20.8.3. Sample Usage
Before starting to use KNI as the backend of vhost, the CONFIG_RTE_KNI_VHOST configuration option must be turned on. Otherwise, by default, KNI will not enable its backend support capability.
Of course, as a prerequisite, the vhost/vhost-net kernel CONFIG should be chosen before compiling the kernel.
Compile the DPDK and insert uio_pci_generic/igb_uio kernel modules as normal.
Insert the KNI kernel module:
insmod ./rte_kni.ko
If using KNI in multi-thread mode, use the following command line:
insmod ./rte_kni.ko kthread_mode=multiple
Running the KNI sample application:
examples/kni/build/app/kni -c -0xf0 -n 4 -- -p 0x3 -P --config="(0,4,6),(1,5,7)"
This command runs the kni sample application with two physical ports. Each port pins two forwarding cores (ingress/egress) in user space.

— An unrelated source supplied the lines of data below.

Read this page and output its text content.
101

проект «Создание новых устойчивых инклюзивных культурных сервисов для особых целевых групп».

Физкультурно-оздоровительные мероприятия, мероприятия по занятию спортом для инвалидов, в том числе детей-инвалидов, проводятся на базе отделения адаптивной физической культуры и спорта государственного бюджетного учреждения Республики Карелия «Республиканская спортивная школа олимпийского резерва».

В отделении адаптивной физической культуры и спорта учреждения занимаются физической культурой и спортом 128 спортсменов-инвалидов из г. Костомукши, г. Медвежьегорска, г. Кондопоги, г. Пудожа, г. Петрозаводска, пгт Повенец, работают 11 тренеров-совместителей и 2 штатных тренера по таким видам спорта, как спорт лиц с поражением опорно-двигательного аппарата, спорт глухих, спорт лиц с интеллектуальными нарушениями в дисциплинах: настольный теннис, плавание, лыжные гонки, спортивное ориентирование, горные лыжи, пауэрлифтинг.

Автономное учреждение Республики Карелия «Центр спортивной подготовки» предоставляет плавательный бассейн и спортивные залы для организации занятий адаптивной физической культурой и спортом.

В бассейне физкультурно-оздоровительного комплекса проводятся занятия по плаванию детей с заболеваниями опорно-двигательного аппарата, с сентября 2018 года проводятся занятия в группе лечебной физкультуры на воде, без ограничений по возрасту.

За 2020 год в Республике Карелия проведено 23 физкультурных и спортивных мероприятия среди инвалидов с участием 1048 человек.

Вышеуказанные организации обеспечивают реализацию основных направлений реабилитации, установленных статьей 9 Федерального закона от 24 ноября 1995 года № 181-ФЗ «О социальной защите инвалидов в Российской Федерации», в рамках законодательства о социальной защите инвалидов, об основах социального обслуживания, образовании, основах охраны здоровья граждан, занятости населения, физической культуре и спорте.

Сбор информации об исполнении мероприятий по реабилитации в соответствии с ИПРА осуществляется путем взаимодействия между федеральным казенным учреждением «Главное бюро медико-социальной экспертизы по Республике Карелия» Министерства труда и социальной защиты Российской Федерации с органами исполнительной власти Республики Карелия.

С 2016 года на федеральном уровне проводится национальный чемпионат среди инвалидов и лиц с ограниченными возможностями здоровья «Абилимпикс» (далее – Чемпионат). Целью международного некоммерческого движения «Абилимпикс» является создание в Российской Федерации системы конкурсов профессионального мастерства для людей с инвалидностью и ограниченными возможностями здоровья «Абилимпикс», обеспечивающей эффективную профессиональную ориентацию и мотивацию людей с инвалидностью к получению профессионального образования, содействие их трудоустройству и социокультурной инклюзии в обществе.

Assign a raw socket to vhost-net during qemu-kvm startup. The DPDK does not provide a script to do this since it is easy for the user to customize. The following shows the key steps to launch qemu-kvm with kni-vhost:
#!/bin/bash echo 1 > /sys/class/net/vEth0/sock_en fd=`cat /sys/class/net/vEth0/sock_fd` qemu-kvm \ -name vm1 -cpu host -m 2048 -smp 1 -hda /opt/vm-fc16.img \ -netdev tap,fd=$fd,id=hostnet1,vhost=on \ -device virti-net-pci,netdev=hostnet1,id=net1,bus=pci.0,addr=0x4
It is simple to enable raw socket using sysfs sock_en and get raw socket fd using sock_fd under the KNI device node.
Then, using the qemu-kvm command with the -netdev option to assign such raw socket fd as vhost’s backend.
Note
The key word tap must exist as qemu-kvm now only supports vhost with a tap backend, so here we cheat qemu-kvm by an existing fd.
20.8.4. Compatibility Configure Option
There is a CONFIG_RTE_KNI_VHOST_VNET_HDR_EN configuration option in DPDK configuration file. By default, it set to n, which means do not turn on the virtio net header, which is used to support additional features (such as, csum offload, vlan offload, generic-segmentation and so on), since the kni-vhost does not yet support those features.
Even if the option is turned on, kni-vhost will ignore the information that the header contains. When working with legacy virtio on the guest, it is better to turn off unsupported offload features using ethtool -K. Otherwise, there may be problems such as an incorrect L4 checksum error.